Quels pièges rencontrer et quelles erreurs évitent les investisseurs ?

  • Confondre amortissement et dépense réelle : l’amortissement n’est pas un flux de trésorerie.
  • Omettre de vérifier la compatibilité du dispositif avec une SCI : la structuration change la fiscalité et la gestion des amortissements.
  • Se focaliser uniquement sur la fiscalité initiale et négliger la gestion locative (vacance, loyers impayés, entretien) qui pèse sur le rendement net.
  • Ne pas chiffrer correctement les travaux améliorant la performance énergétique : si les 30 % requis sur l’ancien ne sont pas atteints, vous perdez l’éligibilité.

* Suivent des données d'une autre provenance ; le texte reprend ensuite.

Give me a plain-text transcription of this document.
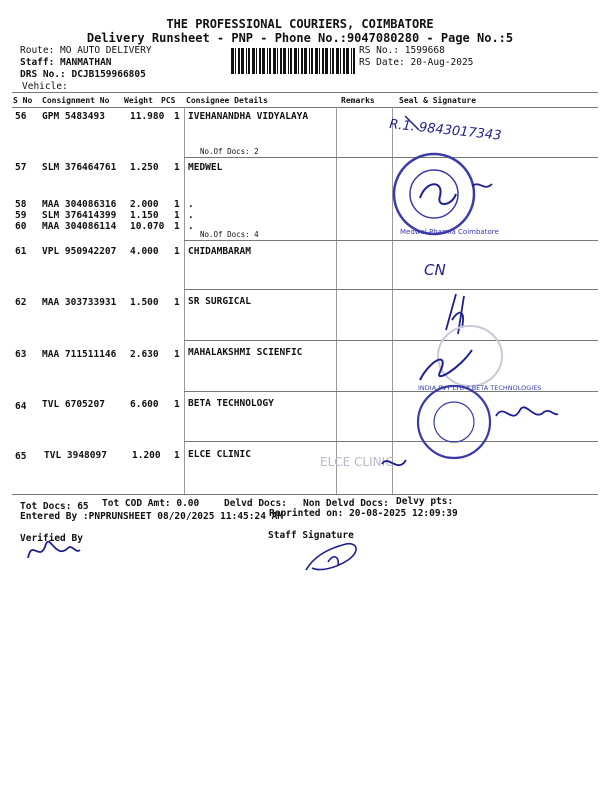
THE PROFESSIONAL COURIERS, COIMBATORE
Delivery Runsheet - PNP - Phone No.:9047080280 - Page No.:5
Route: MO AUTO DELIVERY
Staff: MANMATHAN
DRS No.: DCJB159966805
Vehicle:
RS No.: 1599668
RS Date: 20-Aug-2025
S No Consignment No Weight PCS Consignee Details	Remarks	Seal & Signature
56 GPM 5483493	11.980 1 IVEHANANDHA VIDYALAYA
No.Of Docs: 2
57 SLM 376464761 1.250 1 MEDWEL
58 MAA 304086316 2.000 1 .
59 SLM 376414399 1.150 1 .
60 MAA 304086114 10.070 1 .
No.Of Docs: 4
61 VPL 950942207 4.000 1 CHIDAMBARAM
62 MAA 303733931 1.500 1 SR SURGICAL
63 MAA 711511146 2.630 1 MAHALAKSHMI SCIENFIC
64 TVL 6705207	6.600 1 BETA TECHNOLOGY
65 TVL 3948097	1.200 1 ELCE CLINIC
Tot Docs: 65 Tot COD Amt: 0.00	Delvd Docs: Non Delvd Docs: Delvy pts:
Entered By :PNPRUNSHEET 08/20/2025 11:45:24 AM
Reprinted on: 20-08-2025 12:09:39
Verified By	Staff Signature
R.1. 9843017343
Medwel Pharma Coimbatore
CN
INDIA PVT LTD * BETA TECHNOLOGIES
ELCE CLINIC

Un conseil répété par les experts : faites systématiquement un business plan sur 9 ans (minimum) intégrant amortissements, charges, taxes foncières, et scénarios de vacance. Ce n’est pas un luxe, c’est la base pour savoir si le régime sert réellement votre stratégie patrimoniale.

Comment le nouveau régime influence-t‑il votre stratégie d’achat, financement et revente ?

Sur l’achat, vous pouvez accepter un rendement brut légèrement inférieur si l’amortissement améliore votre cash‑flow après impôt. Pour le financement, les banques regardent désormais le résultat net et la capacité à rembourser ; présenter un amortissement vient souvent améliorer la perception du dossier. À la revente, préparez‑vous : l’intégration d’un amortissement dans les comptes peut générer une reprise qui augmentera la plus‑value imposable s’il n’y a pas de dispositifs spécifiques d’exonération.

Enfin, si vous envisagez d’anticiper une transmission ou une mise en SCI familiale, anticipez la structure dès l’achat pour optimiser la gestion des amortissements et éviter une dilution fiscale inutile.

Quels documents et preuves garder pour sécuriser votre dossier en cas de contrôle ?

Gardez soigneusement devis et factures des travaux (avec répartition main‑d’œuvre/matériaux), actes d’acquisition, diagnostics énergétiques avant et après travaux, contrats de location avec clauses sur le loyer plafonné, et preuves de l’éligibilité des loyers aux plafonds. Les services fiscaux examinent la réalité des travaux et la sincérité des loyers déclarés ; sans justificatifs solides, l’avantage peut être remis en cause.

Tableau comparatif pratique pour décider entre Pinel ancien et nouveau statut

Critère Pinel (pour mémoire) Statut bailleur privé (Jeanbrun)
Type d’avantage Réduction d’impôt immédiate Amortissement réparti, amélioration du cash‑flow
Horizon recommandé 6 à 12 ans 9 ans minimum, idéalement plus
Contraintes géographiques Zonage strict Tout le territoire
Approche idéale pour Défiscalisation ponctuelle Rentabilité nette et gestion patrimoniale
Risque principal Perte d’avantage en cas de non‑respect Reprise d’amortissement à la revente, complexité comptable

FAQ

Le Pinel est‑il définitivement fermé aux nouvelles acquisitions ?
Oui, les nouvelles acquisitions en Pinel ont été fermées au 1er janvier 2025 ; seuls les dossiers signés dans les délais prévus conservent les avantages acquis.

Puis‑je convertir un bien acheté en Pinel vers le nouveau statut Jeanbrun ?
En général non : le nouveau statut s’applique aux acquisitions réalisées pendant sa période d’ouverture (LFI 2026). Les biens acquis antérieurement ne sont pas censés être rétroactivement requalifiés.

Quels travaux sont retenus pour l’éligibilité des biens anciens ?
Les travaux d’amélioration significatifs, souvent chiffrés à un pourcentage du prix (ex. ~30 %), et ceux améliorant la performance énergétique sont nécessaires. Conservez devis et factures détaillées.

Peut‑on amortir un bien détenu via une SCI ?
Oui, l’amortissement est possible selon la structuration fiscale de la SCI (impôt sur les sociétés vs régime des sociétés de personnes) ; la mise en place doit être étudiée avec un expert‑comptable.

Quel est l’impact sur la trésorerie dès la première année ?
L’impact est souvent positif sur le cash‑flow net imposable car l’amortissement réduit le revenu imposable, mais il ne génère pas de trésorerie directe — il améliore la trésorerie à travers une réduction d’impôt différée.

Faut‑il systématiquement consulter un fiscaliste avant d’investir ?
Oui : compte tenu de la complexité des règles d’amortissement, des risques de reprise fiscale et des choix de structure (individuel vs SCI), un bilan personnalisé est fortement conseillé.